「沖醤蝦」という言葉を見たことがありますか? 知らないと、何と読むか予測が難しいところですが、クジラの大好物だというと、「わかった!」という方も出てくるのでは? この記事では、「沖醤蝦」の読み方や特徴、「蝦醤」との違いについて解説します。
「沖醤蝦」とは? 読み方と特徴を紹介
まずは気になる「沖醤蝦」の読み方から確認していきましょう。

「沖醤蝦」の読み方と辞書での定義
「沖醤蝦」は「おきあみ」と読みます。辞書での定義を見ていきましょう。
おき‐あみ【沖醤=蝦】
引用:『デジタル大辞泉』(小学館)
甲殻綱オキアミ目の節足動物の総称。エビに似るが、えらが露出していることなどが異なる。体長1~5センチ。ナンキョクオキアミなどがあり、プランクトンとして世界の海洋に広く分布し、魚類やヒゲクジラの餌として重要。人間の食用資源としても見直されている。
「沖醤蝦」とは、甲殻綱オキアミ目の節足動物の総称で、プランクトンとして世界の海に広く分布しています。ヒゲクジラの主要な餌料で、釣りの寄せ餌としても使われていますよ。
近年は、重要なタンパク源として漁獲されています。
ちなみにノルウェー語では、「クリル」と呼ばれています。

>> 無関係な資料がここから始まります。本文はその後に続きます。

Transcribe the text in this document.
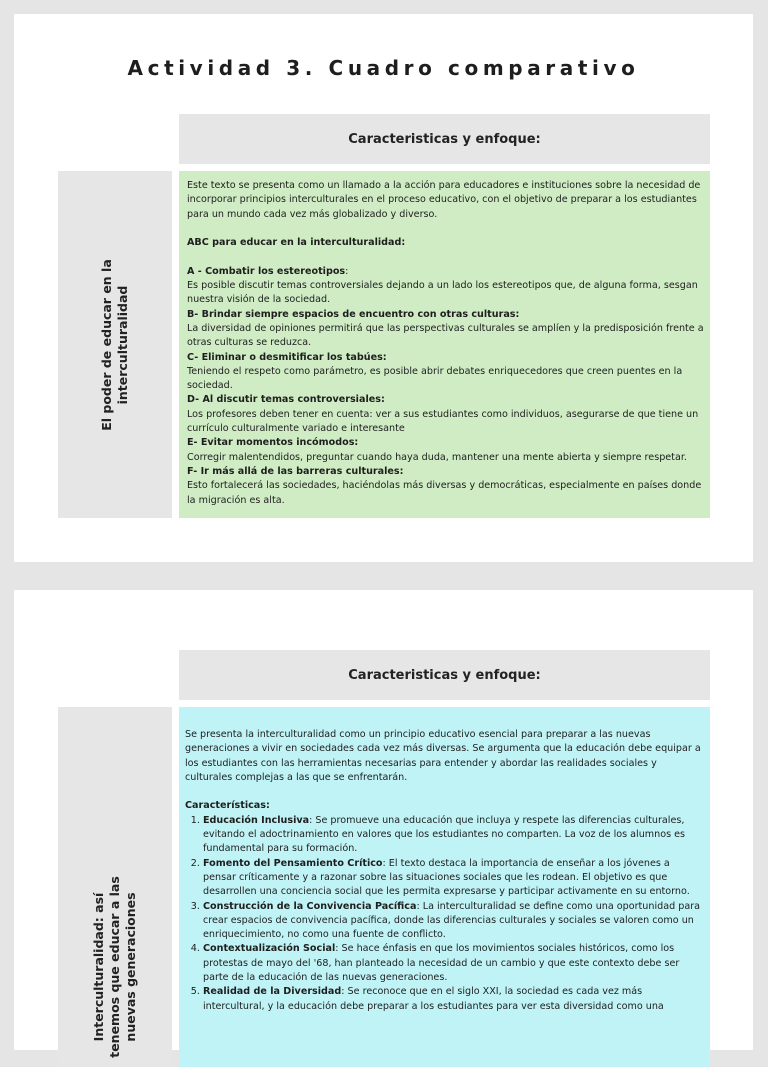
Actividad 3. Cuadro comparativo
Caracteristicas y enfoque:
El poder de educar en la interculturalidad

Este texto se presenta como un llamado a la acción para educadores e instituciones sobre la necesidad de incorporar principios interculturales en el proceso educativo, con el objetivo de preparar a los estudiantes para un mundo cada vez más globalizado y diverso.

ABC para educar en la interculturalidad:

A - Combatir los estereotipos:

Es posible discutir temas controversiales dejando a un lado los estereotipos que, de alguna forma, sesgan nuestra visión de la sociedad.

B- Brindar siempre espacios de encuentro con otras culturas:

La diversidad de opiniones permitirá que las perspectivas culturales se amplíen y la predisposición frente a otras culturas se reduzca.

C- Eliminar o desmitificar los tabúes:

Teniendo el respeto como parámetro, es posible abrir debates enriquecedores que creen puentes en la sociedad.

D- Al discutir temas controversiales:

Los profesores deben tener en cuenta: ver a sus estudiantes como individuos, asegurarse de que tiene un currículo culturalmente variado e interesante

E- Evitar momentos incómodos:

Corregir malentendidos, preguntar cuando haya duda, mantener una mente abierta y siempre respetar.

F- Ir más allá de las barreras culturales:

Esto fortalecerá las sociedades, haciéndolas más diversas y democráticas, especialmente en países donde la migración es alta.

Caracteristicas y enfoque:
Interculturalidad: así tenemos que educar a las nuevas generaciones

Se presenta la interculturalidad como un principio educativo esencial para preparar a las nuevas generaciones a vivir en sociedades cada vez más diversas. Se argumenta que la educación debe equipar a los estudiantes con las herramientas necesarias para entender y abordar las realidades sociales y culturales complejas a las que se enfrentarán.

Características:

1. Educación Inclusiva: Se promueve una educación que incluya y respete las diferencias culturales, evitando el adoctrinamiento en valores que los estudiantes no comparten. La voz de los alumnos es fundamental para su formación.
2. Fomento del Pensamiento Crítico: El texto destaca la importancia de enseñar a los jóvenes a pensar críticamente y a razonar sobre las situaciones sociales que les rodean. El objetivo es que desarrollen una conciencia social que les permita expresarse y participar activamente en su entorno.
3. Construcción de la Convivencia Pacífica: La interculturalidad se define como una oportunidad para crear espacios de convivencia pacífica, donde las diferencias culturales y sociales se valoren como un enriquecimiento, no como una fuente de conflicto.
4. Contextualización Social: Se hace énfasis en que los movimientos sociales históricos, como los protestas de mayo del '68, han planteado la necesidad de un cambio y que este contexto debe ser parte de la educación de las nuevas generaciones.
5. Realidad de la Diversidad: Se reconoce que en el siglo XXI, la sociedad es cada vez más intercultural, y la educación debe preparar a los estudiantes para ver esta diversidad como una
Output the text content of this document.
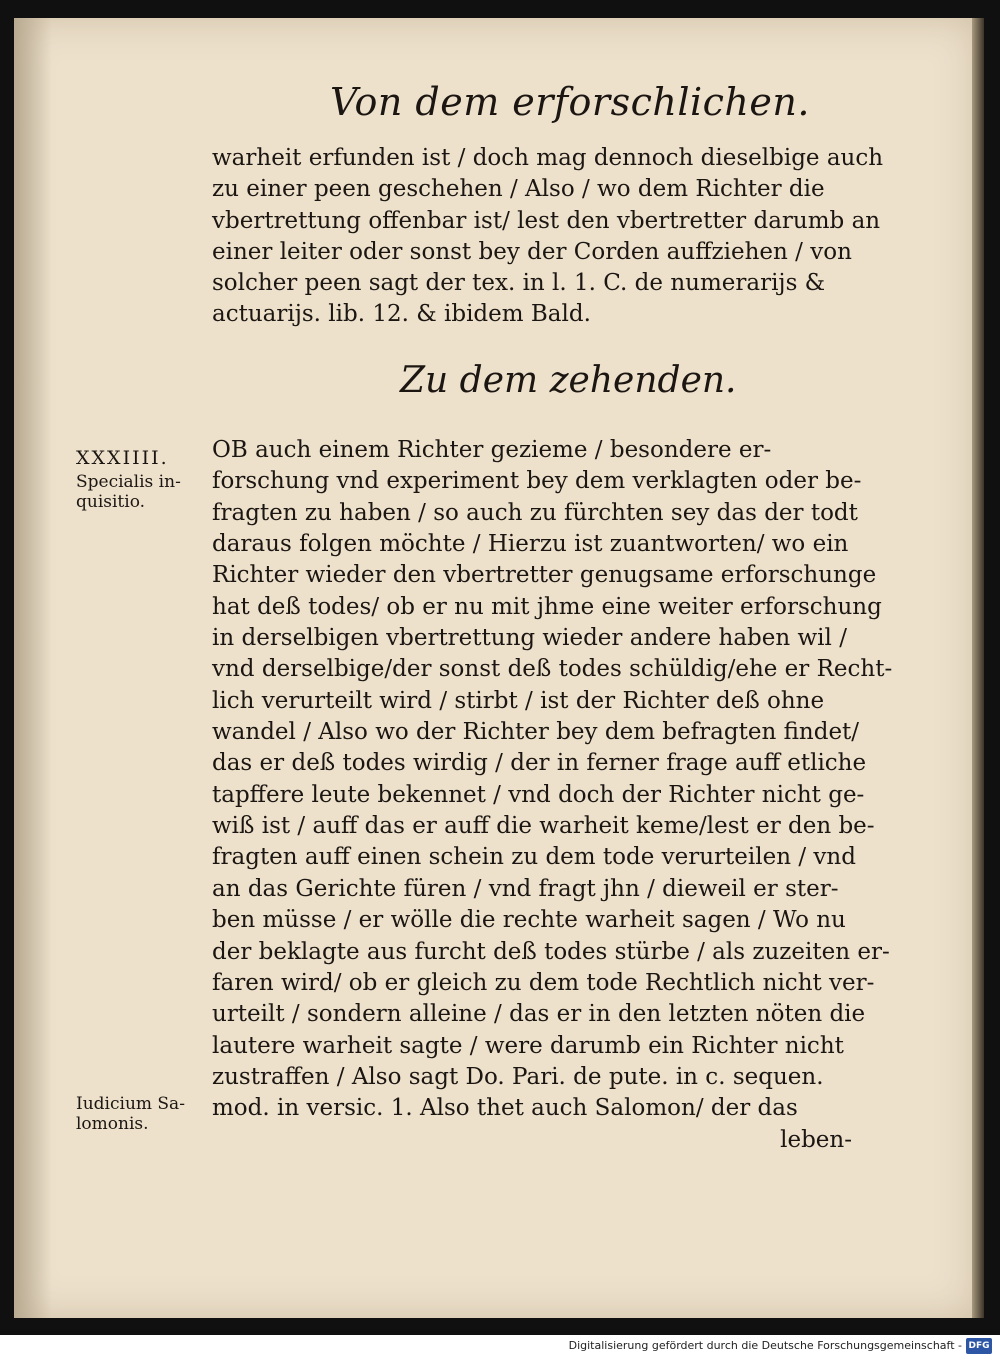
Von dem erforschlichen.
warheit erfunden ist / doch mag dennoch dieselbige auch
zu einer peen geschehen / Also / wo dem Richter die
vbertrettung offenbar ist/ lest den vbertretter darumb an
einer leiter oder sonst bey der Corden auffziehen / von
solcher peen sagt der tex. in l. 1. C. de numerarijs &
actuarijs. lib. 12. & ibidem Bald.
Zu dem zehenden.
XXXIIII.
Specialis in-
quisitio.
OB auch einem Richter gezieme / besondere er-
forschung vnd experiment bey dem verklagten oder be-
fragten zu haben / so auch zu fürchten sey das der todt
daraus folgen möchte / Hierzu ist zuantworten/ wo ein
Richter wieder den vbertretter genugsame erforschunge
hat deß todes/ ob er nu mit jhme eine weiter erforschung
in derselbigen vbertrettung wieder andere haben wil /
vnd derselbige/der sonst deß todes schüldig/ehe er Recht-
lich verurteilt wird / stirbt / ist der Richter deß ohne
wandel / Also wo der Richter bey dem befragten findet/
das er deß todes wirdig / der in ferner frage auff etliche
tapffere leute bekennet / vnd doch der Richter nicht ge-
wiß ist / auff das er auff die warheit keme/lest er den be-
fragten auff einen schein zu dem tode verurteilen / vnd
an das Gerichte füren / vnd fragt jhn / dieweil er ster-
ben müsse / er wölle die rechte warheit sagen / Wo nu
der beklagte aus furcht deß todes stürbe / als zuzeiten er-
faren wird/ ob er gleich zu dem tode Rechtlich nicht ver-
urteilt / sondern alleine / das er in den letzten nöten die
lautere warheit sagte / were darumb ein Richter nicht
zustraffen / Also sagt Do. Pari. de pute. in c. sequen.
mod. in versic. 1. Also thet auch Salomon/ der das
leben-
Iudicium Sa-
lomonis.
Digitalisierung gefördert durch die Deutsche Forschungsgemeinschaft - DFG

英語表記するときも“krill”と表記しますよ。
参考:『日本国語大辞典』(小学館)

「沖醤蝦」の特徴
沖醤蝦は、日本近海では9属45種が確認されています。体長は種によって異なりますが、一般的に1〜5センチメートルほど。エビによく似た形をしていますが、胸脚の構造や呼吸器官の形態などに違いがあります。特に、胸脚が内外両枝に分かれ、樹枝状のえらが頭胸甲に覆われず裸出している点が特徴です。
沖醤蝦の多くは、通常200〜500メートルの深海で生活していますが、夜間になると海面近くに浮上する「日周鉛直移動」を行います。この行動により、多くの魚類やヒゲクジラ類、海鳥類にとって重要な餌となっているのです。

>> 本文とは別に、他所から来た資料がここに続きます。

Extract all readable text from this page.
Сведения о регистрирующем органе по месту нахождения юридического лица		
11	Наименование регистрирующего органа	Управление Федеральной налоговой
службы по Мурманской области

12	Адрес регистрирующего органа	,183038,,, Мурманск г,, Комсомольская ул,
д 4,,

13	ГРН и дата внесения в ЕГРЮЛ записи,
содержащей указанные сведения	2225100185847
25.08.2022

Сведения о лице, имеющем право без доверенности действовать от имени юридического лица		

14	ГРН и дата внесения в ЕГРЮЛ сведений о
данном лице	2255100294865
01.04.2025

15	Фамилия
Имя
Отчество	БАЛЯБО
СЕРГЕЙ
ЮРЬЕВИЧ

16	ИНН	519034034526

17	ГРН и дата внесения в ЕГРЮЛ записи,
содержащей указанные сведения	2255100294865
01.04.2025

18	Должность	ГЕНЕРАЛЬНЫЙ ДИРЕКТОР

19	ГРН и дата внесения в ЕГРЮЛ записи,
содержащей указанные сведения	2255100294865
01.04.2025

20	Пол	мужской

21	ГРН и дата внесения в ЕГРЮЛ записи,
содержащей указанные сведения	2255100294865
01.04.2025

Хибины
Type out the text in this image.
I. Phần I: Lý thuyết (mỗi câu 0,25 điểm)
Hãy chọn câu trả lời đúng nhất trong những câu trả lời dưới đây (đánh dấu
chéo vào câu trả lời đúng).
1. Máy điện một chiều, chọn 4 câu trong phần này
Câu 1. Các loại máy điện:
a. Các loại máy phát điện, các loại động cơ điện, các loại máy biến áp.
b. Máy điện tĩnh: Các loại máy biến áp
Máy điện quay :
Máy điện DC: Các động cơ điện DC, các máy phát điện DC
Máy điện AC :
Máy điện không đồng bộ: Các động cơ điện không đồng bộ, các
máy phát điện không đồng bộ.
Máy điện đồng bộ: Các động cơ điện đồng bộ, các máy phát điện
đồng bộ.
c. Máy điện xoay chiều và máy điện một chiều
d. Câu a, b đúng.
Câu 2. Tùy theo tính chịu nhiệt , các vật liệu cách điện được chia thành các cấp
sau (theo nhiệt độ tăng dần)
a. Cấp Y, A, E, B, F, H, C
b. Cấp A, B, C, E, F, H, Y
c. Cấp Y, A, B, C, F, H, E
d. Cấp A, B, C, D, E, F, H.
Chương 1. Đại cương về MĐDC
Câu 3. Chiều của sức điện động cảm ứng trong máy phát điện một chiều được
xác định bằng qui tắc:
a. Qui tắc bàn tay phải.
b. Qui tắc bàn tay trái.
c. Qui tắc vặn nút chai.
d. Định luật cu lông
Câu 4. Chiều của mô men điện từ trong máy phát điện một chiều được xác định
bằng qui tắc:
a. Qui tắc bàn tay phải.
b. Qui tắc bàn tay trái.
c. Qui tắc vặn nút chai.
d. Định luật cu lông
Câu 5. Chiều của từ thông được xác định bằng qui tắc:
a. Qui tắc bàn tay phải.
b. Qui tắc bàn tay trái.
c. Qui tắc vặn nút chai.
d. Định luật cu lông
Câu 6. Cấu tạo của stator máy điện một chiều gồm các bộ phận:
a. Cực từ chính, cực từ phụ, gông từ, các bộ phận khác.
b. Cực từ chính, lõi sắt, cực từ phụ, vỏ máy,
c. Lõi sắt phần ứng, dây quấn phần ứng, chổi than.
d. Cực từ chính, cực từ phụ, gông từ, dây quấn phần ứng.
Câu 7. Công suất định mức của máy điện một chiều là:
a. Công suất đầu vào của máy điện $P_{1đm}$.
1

宮城県女川(おながわ)周辺では、春に沿岸に浮上するツノナシオキアミを対象とした漁が行われ、数万トン規模で漁獲されています。釣り餌としての用途が広く知られていますが、家畜や養殖魚類の飼料としても利用され、近年では人の食用資源としても注目されていますよ。
特に、南極海に生息するナンキョクオキアミは、その豊富な資源量から食料としての利用が期待されており、日本の漁船による漁獲も行われています。ただし、持続可能な漁業の観点から、環境や生態系に配慮した予防的漁獲制限が設けられていますよ。
参考:『日本大百科全書』(小学館)
「沖醤蝦」と「蝦醤」の違いは?
「沖醤蝦」に似た表記の漢字として、「蝦醤」が挙げられます。「蝦醤」は「かしょう」もしくは「シャチャン」と読み、蝦油(シャーユー)をとった残りの沈殿した毛蝦(マオシャ)でつくった醤 (ひしお)のことです。主に中国料理や東南アジアの料理などで使われる調味料のことを指します。
「沖醤蝦」とは読み方も意味もまったく異なるので、区別して覚えておきたいですね。
参考:『日本大百科全書』(小学館)

最後に
なかなか難しい「沖醤蝦」の読み方、覚えていただけたでしょうか? 食用としても期待されていることには、驚きました。どんな味わいなのか、気になるところですね。